1. RetroMAE Pre-train
We pre-train the model following the method retromae, which shows promising improvement in retrieval task (see https://aclanthology.org/2022.emnlp-main.35.pdf). The pre-training was conducted on 24 A100(40G) GPUs with a batch size of 720. In retromae, the mask ratio of encoder and decoder are 0.3, 0.5 respectively. We used the AdamW optimizer and the learning rate is 2e-5.

Pre-training data:

2. Finetune
We fine-tune the model using a contrastive objective. The format of input data is a triple(query, positive, negative). Besides the negative in the triple, we also adopt in-batch negatives strategy.

We trained our model on 48 A100(40G) GPUs with a large batch size of 32,768. We used the AdamW optimizer and the learning rate is 1e-5. The sequence length was limited to 128 tokens. The temperature for contrastive loss is 0.01.

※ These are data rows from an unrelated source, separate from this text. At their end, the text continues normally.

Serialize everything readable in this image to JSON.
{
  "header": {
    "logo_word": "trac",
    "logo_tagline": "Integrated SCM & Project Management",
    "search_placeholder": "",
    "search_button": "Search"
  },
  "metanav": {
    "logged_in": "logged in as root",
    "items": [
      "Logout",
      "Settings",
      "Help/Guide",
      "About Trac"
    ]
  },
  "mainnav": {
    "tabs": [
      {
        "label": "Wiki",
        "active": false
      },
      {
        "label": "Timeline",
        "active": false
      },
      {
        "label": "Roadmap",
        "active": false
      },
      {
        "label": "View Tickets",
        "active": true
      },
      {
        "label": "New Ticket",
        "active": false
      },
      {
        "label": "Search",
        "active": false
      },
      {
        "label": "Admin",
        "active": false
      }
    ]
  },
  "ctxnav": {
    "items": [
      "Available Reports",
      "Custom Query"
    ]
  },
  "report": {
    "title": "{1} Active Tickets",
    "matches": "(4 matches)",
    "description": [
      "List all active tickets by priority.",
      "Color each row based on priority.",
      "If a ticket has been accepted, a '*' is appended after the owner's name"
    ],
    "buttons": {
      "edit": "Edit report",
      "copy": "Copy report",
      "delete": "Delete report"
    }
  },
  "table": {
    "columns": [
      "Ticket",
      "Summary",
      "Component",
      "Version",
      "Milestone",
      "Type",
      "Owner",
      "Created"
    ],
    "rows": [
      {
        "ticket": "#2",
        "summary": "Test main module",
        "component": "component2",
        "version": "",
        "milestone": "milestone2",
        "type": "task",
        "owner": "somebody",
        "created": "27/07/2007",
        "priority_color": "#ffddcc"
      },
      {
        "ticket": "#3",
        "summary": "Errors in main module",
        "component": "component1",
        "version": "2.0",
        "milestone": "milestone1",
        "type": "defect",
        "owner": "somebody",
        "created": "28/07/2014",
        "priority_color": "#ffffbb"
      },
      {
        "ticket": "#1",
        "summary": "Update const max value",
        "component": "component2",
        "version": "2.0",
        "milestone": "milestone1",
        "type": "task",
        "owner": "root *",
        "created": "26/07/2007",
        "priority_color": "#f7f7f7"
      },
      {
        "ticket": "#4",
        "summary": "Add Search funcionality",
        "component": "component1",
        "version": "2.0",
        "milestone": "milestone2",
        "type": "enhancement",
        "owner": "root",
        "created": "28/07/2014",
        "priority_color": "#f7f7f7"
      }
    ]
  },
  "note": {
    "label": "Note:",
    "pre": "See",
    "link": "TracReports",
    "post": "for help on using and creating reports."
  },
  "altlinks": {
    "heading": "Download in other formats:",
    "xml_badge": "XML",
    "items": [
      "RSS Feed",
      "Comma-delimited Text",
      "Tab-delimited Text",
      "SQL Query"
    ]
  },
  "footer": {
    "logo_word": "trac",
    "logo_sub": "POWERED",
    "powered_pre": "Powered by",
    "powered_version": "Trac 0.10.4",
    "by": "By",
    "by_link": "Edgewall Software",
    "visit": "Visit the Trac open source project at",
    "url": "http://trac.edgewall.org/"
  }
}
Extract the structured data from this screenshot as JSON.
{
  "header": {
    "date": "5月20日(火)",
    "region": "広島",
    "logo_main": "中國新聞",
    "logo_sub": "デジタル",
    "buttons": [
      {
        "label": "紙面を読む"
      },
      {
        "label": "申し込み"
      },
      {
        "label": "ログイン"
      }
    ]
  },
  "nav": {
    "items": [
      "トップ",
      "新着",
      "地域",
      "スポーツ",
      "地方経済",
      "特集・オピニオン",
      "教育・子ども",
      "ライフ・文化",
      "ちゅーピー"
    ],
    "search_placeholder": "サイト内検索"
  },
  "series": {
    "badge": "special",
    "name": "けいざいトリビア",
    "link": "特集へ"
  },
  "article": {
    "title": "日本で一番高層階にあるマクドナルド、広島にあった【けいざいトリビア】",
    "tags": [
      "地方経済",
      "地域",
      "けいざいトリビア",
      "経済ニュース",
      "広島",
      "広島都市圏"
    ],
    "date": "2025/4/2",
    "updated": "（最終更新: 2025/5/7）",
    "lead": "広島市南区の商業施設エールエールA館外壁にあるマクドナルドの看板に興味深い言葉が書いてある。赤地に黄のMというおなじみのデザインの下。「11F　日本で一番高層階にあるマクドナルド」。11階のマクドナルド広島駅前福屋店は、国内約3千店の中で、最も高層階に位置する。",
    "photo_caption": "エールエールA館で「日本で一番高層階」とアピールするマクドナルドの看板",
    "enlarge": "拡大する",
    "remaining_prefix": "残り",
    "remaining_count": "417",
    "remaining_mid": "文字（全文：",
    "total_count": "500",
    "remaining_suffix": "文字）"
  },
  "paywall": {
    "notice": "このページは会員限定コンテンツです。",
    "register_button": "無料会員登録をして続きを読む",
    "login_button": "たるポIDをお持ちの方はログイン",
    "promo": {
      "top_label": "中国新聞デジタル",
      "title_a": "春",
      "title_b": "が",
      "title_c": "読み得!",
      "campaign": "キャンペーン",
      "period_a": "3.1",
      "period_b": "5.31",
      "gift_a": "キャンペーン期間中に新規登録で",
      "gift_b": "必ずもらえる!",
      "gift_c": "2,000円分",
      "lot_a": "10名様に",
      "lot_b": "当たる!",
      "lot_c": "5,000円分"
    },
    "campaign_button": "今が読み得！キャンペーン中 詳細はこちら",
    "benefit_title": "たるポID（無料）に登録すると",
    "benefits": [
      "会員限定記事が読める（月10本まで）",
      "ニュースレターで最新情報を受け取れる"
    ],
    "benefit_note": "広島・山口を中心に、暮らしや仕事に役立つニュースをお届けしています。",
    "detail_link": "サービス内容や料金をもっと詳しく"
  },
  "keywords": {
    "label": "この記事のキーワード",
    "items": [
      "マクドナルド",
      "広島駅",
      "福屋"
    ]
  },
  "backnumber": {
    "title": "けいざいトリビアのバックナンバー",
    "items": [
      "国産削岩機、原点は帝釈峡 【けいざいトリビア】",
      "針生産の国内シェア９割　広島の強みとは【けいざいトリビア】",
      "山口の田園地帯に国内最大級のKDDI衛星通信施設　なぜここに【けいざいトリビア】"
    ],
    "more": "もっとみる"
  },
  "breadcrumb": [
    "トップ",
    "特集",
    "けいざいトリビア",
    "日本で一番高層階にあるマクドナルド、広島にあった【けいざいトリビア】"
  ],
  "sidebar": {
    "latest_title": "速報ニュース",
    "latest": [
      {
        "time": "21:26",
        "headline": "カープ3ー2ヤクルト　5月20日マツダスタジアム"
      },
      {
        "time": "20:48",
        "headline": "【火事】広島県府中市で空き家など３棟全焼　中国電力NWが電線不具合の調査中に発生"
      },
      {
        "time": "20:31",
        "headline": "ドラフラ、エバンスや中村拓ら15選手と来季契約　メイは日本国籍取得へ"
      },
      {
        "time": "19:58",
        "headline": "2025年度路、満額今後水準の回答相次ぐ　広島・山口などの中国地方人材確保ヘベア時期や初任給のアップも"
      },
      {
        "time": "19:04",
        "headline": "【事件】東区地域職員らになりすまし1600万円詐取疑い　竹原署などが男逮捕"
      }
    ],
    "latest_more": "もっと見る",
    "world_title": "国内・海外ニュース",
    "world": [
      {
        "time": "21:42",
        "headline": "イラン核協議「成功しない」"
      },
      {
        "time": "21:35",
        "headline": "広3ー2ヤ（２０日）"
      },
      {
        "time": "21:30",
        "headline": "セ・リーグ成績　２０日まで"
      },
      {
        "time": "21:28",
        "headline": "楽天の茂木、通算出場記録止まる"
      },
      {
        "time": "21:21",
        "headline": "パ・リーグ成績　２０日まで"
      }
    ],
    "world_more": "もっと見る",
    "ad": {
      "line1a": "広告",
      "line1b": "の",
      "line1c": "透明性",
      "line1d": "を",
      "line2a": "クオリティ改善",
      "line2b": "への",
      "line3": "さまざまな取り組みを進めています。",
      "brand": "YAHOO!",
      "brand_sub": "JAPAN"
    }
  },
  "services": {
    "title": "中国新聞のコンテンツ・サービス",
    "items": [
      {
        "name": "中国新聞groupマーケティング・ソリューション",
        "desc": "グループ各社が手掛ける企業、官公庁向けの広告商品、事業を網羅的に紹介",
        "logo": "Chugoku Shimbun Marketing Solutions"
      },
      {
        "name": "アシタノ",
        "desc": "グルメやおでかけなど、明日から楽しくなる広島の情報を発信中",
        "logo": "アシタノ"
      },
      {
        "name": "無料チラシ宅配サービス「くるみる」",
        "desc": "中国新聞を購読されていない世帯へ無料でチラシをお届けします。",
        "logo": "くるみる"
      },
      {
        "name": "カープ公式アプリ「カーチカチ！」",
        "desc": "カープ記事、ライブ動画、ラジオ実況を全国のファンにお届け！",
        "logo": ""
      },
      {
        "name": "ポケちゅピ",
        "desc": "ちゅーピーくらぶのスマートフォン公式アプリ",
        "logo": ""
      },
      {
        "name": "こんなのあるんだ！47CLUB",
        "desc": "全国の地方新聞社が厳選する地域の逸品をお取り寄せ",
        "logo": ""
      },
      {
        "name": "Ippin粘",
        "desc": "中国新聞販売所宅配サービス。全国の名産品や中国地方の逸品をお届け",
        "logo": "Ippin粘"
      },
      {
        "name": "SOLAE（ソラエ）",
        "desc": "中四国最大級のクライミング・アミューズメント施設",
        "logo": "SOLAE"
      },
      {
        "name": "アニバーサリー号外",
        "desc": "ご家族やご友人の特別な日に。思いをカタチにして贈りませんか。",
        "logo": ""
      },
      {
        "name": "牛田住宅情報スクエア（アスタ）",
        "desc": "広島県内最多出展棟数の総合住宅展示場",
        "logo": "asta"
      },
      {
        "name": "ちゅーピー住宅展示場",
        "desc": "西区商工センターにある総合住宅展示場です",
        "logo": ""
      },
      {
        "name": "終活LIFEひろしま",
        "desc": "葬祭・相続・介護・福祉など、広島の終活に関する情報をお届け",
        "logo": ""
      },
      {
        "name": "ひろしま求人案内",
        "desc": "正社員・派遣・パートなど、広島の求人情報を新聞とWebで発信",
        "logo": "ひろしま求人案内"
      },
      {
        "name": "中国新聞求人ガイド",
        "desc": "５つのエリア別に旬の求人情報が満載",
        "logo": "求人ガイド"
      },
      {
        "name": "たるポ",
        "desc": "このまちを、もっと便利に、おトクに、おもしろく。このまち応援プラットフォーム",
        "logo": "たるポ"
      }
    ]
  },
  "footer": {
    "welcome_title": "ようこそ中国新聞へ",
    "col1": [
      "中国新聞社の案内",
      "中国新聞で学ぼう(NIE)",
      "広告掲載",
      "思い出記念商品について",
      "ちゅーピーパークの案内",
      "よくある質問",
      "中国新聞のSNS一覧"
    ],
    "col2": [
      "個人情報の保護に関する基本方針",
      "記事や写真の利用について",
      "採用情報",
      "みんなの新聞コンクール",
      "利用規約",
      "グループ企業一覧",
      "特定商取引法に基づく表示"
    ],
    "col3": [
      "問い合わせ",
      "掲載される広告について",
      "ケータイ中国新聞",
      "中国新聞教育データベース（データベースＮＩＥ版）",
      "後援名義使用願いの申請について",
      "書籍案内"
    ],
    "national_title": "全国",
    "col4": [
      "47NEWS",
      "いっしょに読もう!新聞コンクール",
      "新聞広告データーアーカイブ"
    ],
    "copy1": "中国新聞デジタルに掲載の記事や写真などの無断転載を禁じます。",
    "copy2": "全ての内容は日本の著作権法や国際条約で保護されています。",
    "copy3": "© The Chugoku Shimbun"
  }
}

For the version with *-instrcution, we add instruction to the query for retrieval task in the training. For english, the instruction is Represent this sentence for searching relevant passages: ; For chinese, the instruction is 为这个句子生成表示以用于检索相关文章:. In the evaluation, the instruction should be added for sentence to passages retrieval task, not be added for other tasks.

The finetune script is accessible in this repository: universal_embedding. You can easily finetune your model with it.

Training data:

  • For English, we collect 230M text pairs from wikipedia, cc-net, and so on.

  • For chinese, we collect 120M text pairs from wudao, zhihu, news websites and so on.

The data collection is to be released in the future.